Sunday, January 14, 2007

sleepless in Misawa

I got all of about two hours of sleep last night. I stayed up late trying to catch up on homework, didn’t, catch up, but tried. Lily woke up and had to pee, then I let her sleep with us. I haven’t really done that much before, but she has become very difficult to put down and I was tired. Boy, was that a big mistake. She was like the Tasmanian Devil, rolling around kicking me everywhere. She never went back to sleep and neither did I. We then drove Mandy and Jeff to the tour bus. They are off on an adventure to Tokyo this week. Going to see Sumo Wrestling in person. It was the crack of dawn, a thick layer of wet snow covering everything. A gray dingy sky, the world appeared as if it were a black and white picture, very mesmerizing to me who has not slept. Now Lily is sleeping peacefully, and me, I laid in my bed for an hour and a half, my mind racing and no sleep. Boy will it suck when she wakes up all refreshed and I am still beat. I guess I will sleep well tonight.

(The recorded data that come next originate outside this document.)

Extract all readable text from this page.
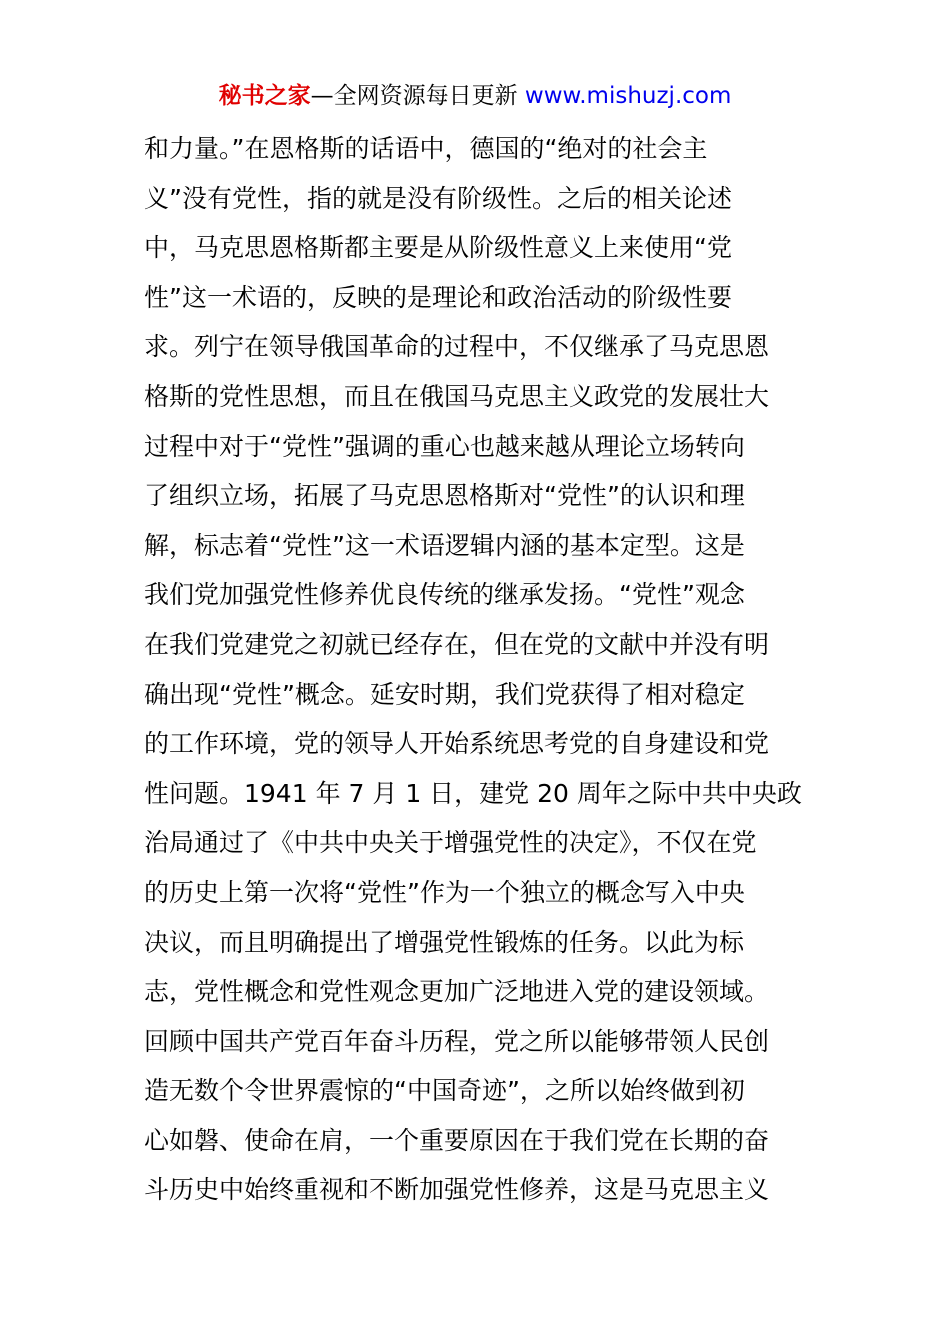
秘书之家—全网资源每日更新 www.mishuzj.com
和力量。”在恩格斯的话语中，德国的“绝对的社会主
义”没有党性，指的就是没有阶级性。之后的相关论述
中，马克思恩格斯都主要是从阶级性意义上来使用“党
性”这一术语的，反映的是理论和政治活动的阶级性要
求。列宁在领导俄国革命的过程中，不仅继承了马克思恩
格斯的党性思想，而且在俄国马克思主义政党的发展壮大
过程中对于“党性”强调的重心也越来越从理论立场转向
了组织立场，拓展了马克思恩格斯对“党性”的认识和理
解，标志着“党性”这一术语逻辑内涵的基本定型。这是
我们党加强党性修养优良传统的继承发扬。“党性”观念
在我们党建党之初就已经存在，但在党的文献中并没有明
确出现“党性”概念。延安时期，我们党获得了相对稳定
的工作环境，党的领导人开始系统思考党的自身建设和党
性问题。1941 年 7 月 1 日，建党 20 周年之际中共中央政
治局通过了《中共中央关于增强党性的决定》，不仅在党
的历史上第一次将“党性”作为一个独立的概念写入中央
决议，而且明确提出了增强党性锻炼的任务。以此为标
志，党性概念和党性观念更加广泛地进入党的建设领域。
回顾中国共产党百年奋斗历程，党之所以能够带领人民创
造无数个令世界震惊的“中国奇迹”，之所以始终做到初
心如磐、使命在肩，一个重要原因在于我们党在长期的奋
斗历史中始终重视和不断加强党性修养，这是马克思主义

For the last couple of weeks I have been going through a pretty bad spell. Do you have those days (weeks)? I am starting to feel like myself again. During that time, I would drift off in my mind to other times in my life when I was depressed. Remembering times of sorrow, times of humiliation, times of loss. I would feel all those moments again as if I was there, take on all that grief. Why do I do that? Today it seems silly, last week it was all I could think about. When I should have been focusing on my homework and all the work of moving. My mind would just drift off to sorrow.

I composed dozens of blog posts in my mind. Posts about how much I hate this or that, it was terrible. Luckily I didn’t ever write them, just in my head. Now I am cleaning out my head and working on looking at the life I have today, full of people who adore me and depend on me, so I better not let them down.

2 comments:

Anonymous said...

Hey! Yes. I do know about getting stuck reviewing the past. It's painful. I'm glad you're beginning to focus again on the present.

I would love your help promoting a bit of news. You can read the details on my web site but the short of it is that we all can help one mom live a bit longer. So, I'd love it if you'd stop by and find out how to promote Tuesday's event.

I think of you often and send up a prayer. Especially for your upcoming travel.

ttyl,
pam

meno said...

I have to make a concious effort sometimes to stop thinking about things that have happened in the past. I can get myself all worked up about it again, and that is really of no value to me.

Sorry about the sleep. I hate those days. I spend them just waiting until it's time to go to bed again.